L’algorithme est présent un peu partout dans notre vie quotidienne.
Par exemple, lorsque nous utilisons le GPS pour géolocaliser, dans ce cas, le calcul est rendu possible grâce à un algorithme. Il en va de même lorsque nous écrivons un mot dans un moteur de recherche sur le Web. Son utilisation est vaste et variée, de la finance, où cela peut sembler évident, à la médecine, pour optimiser les médicaments ou les thérapies anti-tumorales. Au fil du temps, cependant, ce terme a dépassé les frontières des mathématiques, revêtant de nouveaux sens. On parle ainsi de l’algorithme pour trouver l’âme sœur ou les vacances parfaites.
Schématiser et formaliser nos actions aujourd’hui est une pratique courante utile pour ordonner nos actions et idées afin de nous déplacer selon de nouvelles normes que nous nous imposons. L’exemple suivant est intéressant.

Malgré les suggestions de nature lexicale, le terme « algorithme » ne dérive ni de « l’algèbre » ni de « l’arithmétique », mais de l’appellation al-Khuwarizmi (originaire de Corasmie) du mathématicien Muhammad ibn Musa du IXe siècle.

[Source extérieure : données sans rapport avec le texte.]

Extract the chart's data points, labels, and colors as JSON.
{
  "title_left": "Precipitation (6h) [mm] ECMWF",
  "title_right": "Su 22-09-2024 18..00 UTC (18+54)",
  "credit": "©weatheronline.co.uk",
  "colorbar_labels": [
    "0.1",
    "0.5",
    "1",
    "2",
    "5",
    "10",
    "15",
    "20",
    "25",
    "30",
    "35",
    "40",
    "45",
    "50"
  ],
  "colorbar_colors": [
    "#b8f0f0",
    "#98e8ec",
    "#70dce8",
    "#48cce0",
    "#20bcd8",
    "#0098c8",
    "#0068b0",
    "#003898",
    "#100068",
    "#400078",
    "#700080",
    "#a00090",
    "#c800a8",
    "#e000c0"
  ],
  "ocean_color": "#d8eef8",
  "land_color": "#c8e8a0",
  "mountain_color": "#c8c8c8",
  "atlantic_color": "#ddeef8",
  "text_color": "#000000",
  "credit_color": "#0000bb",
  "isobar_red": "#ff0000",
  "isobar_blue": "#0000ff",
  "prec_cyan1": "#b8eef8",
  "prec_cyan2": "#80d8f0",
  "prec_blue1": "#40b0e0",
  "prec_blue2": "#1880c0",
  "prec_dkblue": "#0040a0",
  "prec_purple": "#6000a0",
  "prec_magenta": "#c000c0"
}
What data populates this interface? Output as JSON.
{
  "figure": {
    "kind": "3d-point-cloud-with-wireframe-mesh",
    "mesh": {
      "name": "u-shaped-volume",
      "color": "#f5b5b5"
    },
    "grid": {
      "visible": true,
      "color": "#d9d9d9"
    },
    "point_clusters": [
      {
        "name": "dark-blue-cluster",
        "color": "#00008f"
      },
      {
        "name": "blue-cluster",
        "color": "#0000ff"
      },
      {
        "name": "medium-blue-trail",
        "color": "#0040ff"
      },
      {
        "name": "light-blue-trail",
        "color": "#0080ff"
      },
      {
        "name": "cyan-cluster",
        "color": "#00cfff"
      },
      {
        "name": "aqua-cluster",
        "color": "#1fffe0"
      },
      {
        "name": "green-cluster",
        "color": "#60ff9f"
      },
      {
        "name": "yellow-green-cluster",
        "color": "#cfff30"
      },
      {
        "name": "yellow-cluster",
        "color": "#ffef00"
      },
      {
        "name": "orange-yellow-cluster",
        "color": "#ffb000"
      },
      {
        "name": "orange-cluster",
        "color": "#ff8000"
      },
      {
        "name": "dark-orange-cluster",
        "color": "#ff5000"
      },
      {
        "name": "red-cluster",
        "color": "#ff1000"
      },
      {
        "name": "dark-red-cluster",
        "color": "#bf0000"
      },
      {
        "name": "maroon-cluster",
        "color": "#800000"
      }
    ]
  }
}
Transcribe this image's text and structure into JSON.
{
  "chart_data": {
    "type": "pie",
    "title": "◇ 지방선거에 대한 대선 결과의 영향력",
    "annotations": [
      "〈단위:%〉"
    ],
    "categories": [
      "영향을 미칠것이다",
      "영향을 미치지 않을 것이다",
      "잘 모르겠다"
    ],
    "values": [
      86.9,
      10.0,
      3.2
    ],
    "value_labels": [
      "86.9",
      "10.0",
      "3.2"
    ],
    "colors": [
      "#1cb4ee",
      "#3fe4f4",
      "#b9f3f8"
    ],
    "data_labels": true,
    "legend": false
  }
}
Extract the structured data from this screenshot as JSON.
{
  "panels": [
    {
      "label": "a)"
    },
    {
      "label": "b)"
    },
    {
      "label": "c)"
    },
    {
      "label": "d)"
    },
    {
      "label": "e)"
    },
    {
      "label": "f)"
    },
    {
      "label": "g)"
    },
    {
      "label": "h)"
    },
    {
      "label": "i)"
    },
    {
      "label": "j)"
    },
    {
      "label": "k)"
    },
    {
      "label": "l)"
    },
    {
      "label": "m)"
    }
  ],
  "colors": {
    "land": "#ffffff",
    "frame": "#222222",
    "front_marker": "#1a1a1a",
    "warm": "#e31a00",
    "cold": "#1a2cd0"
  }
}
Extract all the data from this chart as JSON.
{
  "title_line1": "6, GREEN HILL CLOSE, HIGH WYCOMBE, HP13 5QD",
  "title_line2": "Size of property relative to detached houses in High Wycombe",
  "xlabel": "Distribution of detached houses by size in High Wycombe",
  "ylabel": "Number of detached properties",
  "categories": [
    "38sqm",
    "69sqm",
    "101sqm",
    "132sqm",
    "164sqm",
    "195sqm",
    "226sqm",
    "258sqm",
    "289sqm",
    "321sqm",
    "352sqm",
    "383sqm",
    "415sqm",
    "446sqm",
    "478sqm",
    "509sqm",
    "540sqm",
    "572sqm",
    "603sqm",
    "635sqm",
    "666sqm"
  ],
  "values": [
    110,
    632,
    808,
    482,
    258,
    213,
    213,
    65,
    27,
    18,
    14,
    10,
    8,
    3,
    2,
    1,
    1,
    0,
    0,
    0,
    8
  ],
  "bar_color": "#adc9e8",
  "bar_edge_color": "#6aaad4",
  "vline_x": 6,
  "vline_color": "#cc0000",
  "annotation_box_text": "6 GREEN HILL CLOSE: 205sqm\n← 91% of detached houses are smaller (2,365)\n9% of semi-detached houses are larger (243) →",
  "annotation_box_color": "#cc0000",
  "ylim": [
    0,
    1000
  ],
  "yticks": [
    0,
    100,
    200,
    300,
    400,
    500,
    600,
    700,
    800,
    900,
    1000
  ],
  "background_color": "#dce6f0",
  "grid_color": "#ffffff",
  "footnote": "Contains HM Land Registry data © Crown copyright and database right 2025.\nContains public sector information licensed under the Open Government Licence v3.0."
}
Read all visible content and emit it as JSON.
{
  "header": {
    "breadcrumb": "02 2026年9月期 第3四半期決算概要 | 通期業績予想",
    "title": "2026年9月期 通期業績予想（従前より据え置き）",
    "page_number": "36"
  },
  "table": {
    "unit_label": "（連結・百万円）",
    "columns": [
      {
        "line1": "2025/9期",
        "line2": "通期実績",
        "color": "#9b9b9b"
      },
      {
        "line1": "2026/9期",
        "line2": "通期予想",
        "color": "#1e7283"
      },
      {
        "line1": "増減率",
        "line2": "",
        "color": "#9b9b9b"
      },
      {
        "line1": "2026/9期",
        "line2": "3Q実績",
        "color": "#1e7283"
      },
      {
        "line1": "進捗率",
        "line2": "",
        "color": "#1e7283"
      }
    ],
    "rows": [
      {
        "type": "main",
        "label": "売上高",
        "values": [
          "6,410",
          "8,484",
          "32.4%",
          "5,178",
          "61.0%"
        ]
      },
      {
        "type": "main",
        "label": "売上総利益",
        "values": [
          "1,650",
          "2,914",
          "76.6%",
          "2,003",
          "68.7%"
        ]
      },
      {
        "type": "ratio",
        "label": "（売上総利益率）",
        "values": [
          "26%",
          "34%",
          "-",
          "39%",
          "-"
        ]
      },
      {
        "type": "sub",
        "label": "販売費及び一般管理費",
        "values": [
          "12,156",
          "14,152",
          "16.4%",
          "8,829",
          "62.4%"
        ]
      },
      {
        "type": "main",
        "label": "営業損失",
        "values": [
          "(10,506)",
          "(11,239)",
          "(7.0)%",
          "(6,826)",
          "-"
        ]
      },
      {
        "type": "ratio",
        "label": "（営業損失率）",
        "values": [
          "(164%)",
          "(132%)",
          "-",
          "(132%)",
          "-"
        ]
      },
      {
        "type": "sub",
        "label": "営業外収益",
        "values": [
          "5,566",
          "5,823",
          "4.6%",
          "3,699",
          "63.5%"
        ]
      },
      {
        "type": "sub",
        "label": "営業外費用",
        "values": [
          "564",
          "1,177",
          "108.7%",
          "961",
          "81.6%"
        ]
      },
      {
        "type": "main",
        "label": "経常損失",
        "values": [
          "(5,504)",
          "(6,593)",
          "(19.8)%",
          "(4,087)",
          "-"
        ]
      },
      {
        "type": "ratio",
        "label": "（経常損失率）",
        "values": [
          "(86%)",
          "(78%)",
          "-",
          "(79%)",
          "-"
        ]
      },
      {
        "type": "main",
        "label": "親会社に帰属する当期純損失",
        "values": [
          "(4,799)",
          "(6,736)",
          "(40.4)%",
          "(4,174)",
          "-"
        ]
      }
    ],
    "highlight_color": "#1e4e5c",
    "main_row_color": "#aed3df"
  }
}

Dans la version archaïque « algorisme », il était utilisé au XIIIe siècle pour désigner le système de numération arabe et, par la suite, les méthodes de l’arithmétique. Ce n’est que plus récemment que le terme a pris de manière sans équivoque la connotation d’un processus formel de calcul.
Au début, la locution algorithme était utilisée exclusivement en mathématiques ; aujourd’hui, elle est entrée dans le langage courant, où elle subit souvent un « estompage du sens », réduisant le concept à une méthode pour atteindre un objectif.
Il est maintenant évident que nous pouvons retrouver un algorithme en pensant simplement aux actions que nous effectuons quotidiennement.
Un exemple approprié est la procédure de préparation de la moka pour le café, ou tous les étapes pour un bon lavage,
ou encore mieux la procédure exposée dans n’importe quelle recette culinaire.
Donc, le recueil de recettes de notre mère est un livre d’algorithmes à part entière !
Afin qu’une « recette », une liste d’instructions, puisse être considérée comme un algorithme, les conditions suivantes doivent être remplies :
Finitude : chaque algorithme doit être fini, c’est-à-dire que chaque instruction doit pouvoir être exécutée en un temps fini et un nombre fini de fois
Généralité : chaque algorithme doit fournir la solution pour une classe de problèmes ; il doit donc être applicable à n’importe quel ensemble de données appartenant à l’ensemble de définition ou à l’ensemble de définition du domaine de l’algorithme et doit produire des résultats qui appartiennent à l’ensemble d’arrivée ou à l’ensemble d’arrivée codomaine
Non-ambiguïté : les étapes suivantes à exécuter doivent être définies de manière univoque ; les paradoxes, les contradictions et les ambiguïtés doivent être évités ; le sens de chaque instruction doit être univoque pour quiconque exécute l’algorithme
Voici les cinq points que vous devriez retenir pour définir les caractéristiques d’un algorithme :
- les étapes constitutives doivent être « élémentaires », c’est-à-dire non décomposables (atomicité) ;
- les étapes constitutives doivent être interprétables de manière directe et univoque par l’exécutant, qu’il soit humain ou artificiel (non-ambiguïté) ;
- l’algorithme doit être composé d’un nombre fini d’étapes et nécessiter une quantité finie de données en entrée (fini) ;
- l’exécution doit avoir un terme après un temps fini (terminaison) ;
- l’exécution doit conduire à un résultat univoque (efficacité).